La prima volta che uscimmo insieme nessuno dei due disse niente finché mi chiese di riaccompagnarla a casa. Mi parlava degli uomini con cui era stata prima di me e a volte mi sembravano tremende le sue parole. Io non le raccontavo delle donne con cui ero stato prima di lei perché non ero stato con nessun’altra. Quando non avevo soldi, non ne aveva neanche lei. Se la sua migliore amica non si sentiva bene, anche lei stava così. Nei giorni in cui mi sentivo male io, era lei che stava bene per me. Tutte le volte che rideva mi guardava fisso negli occhi e subito dopo scoppiava a piangere.

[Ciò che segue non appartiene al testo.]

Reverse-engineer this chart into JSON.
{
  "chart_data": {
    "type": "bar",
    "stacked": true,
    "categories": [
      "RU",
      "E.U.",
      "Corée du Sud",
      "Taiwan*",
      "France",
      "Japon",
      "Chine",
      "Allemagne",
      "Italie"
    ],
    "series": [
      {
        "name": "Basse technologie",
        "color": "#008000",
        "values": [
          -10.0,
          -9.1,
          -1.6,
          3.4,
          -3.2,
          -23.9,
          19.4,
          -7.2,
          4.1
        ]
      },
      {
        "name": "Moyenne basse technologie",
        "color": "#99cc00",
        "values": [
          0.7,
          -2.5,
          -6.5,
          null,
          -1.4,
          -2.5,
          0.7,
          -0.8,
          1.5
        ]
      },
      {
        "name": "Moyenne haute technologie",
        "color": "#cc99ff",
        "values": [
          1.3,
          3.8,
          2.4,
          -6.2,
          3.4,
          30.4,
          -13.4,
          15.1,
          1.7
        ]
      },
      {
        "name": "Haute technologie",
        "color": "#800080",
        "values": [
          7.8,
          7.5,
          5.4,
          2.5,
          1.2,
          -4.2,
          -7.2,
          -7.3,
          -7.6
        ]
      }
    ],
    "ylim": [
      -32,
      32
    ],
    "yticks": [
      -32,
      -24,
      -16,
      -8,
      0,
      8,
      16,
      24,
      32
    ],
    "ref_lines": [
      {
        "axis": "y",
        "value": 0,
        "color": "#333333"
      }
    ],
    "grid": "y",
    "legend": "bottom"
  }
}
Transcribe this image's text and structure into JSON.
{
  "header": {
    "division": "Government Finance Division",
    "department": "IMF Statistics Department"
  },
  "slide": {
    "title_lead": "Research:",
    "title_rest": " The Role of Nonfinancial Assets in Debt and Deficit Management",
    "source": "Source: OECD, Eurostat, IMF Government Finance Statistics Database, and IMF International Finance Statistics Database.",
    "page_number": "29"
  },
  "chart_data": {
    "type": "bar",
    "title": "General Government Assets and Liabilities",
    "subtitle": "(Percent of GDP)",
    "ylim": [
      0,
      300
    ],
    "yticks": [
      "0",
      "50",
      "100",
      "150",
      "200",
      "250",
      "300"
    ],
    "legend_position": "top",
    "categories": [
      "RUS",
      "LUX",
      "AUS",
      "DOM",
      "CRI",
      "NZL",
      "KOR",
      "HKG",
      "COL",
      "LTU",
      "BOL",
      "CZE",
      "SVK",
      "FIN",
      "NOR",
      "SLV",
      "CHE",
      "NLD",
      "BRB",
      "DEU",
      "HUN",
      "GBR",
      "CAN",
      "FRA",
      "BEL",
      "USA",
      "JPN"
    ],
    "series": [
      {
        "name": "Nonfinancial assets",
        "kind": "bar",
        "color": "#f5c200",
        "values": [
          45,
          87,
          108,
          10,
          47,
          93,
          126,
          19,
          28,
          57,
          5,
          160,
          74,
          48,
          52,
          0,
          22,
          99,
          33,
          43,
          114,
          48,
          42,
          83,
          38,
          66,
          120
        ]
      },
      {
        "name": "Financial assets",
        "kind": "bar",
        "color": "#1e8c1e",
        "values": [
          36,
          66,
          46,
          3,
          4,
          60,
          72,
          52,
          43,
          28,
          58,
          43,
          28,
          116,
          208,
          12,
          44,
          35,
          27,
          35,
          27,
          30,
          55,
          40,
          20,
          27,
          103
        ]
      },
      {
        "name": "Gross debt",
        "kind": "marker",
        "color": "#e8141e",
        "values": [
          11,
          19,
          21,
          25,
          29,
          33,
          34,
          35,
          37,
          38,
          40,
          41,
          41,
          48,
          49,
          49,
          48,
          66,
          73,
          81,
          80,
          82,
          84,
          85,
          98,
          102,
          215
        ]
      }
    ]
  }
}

Mi aveva raccontato del suo passato tormentato ma sentivo che me ne aveva parlato poco. Invece io le avevo riferito tutto di me e per questo motivo non avevo più niente da dire. Quando non mi rispondeva al telefono mi sentivo capace di commettere le più ignobili delle azioni. Le poche volte che non le rispondevo io, erano quelle in cui mi ero immaginato di non farlo. A letto non ci provavamo neanche a comunicare seguendo l’intesa dei corpi. Farlo era per me più che altro un’occasione buona per sentirmi virile. Amava i regali ma non gliene facevo perché mi aveva detto che gli uomini con cui era stata prima di me le avevano offerto tutto quello che le piaceva. L’unica volta che la portai sulla spiaggia mi disse che il mare piatto la faceva allarmare. Mi chiamava col nome di un suo ex solo quando non stavamo a letto. Mi leggeva l’oroscopo e affermava che il segno del Cancro era un segno femminile. Dava una scorsa alla mia mano e mi diceva che era bella anche se piccola. L’ultima volta che uscimmo insieme parlammo così tanto che, quando ci lasciammo, lo facemmo senza discutere. Tutte le volte che piangeva mi guardava fisso negli occhi e subito dopo scoppiava a ridere. Mi aveva raccontato del suo passato tormentato ma io sentivo che non aveva detto mai niente sul nostro futuro.


Quando mi stringeva la mano sentivo il cuore annerirsi e le stelle illuminare i nostri passi separatamente. Camminavamo senza una meta perché a entrambi non andava giù l’idea che qualcosa potesse finire.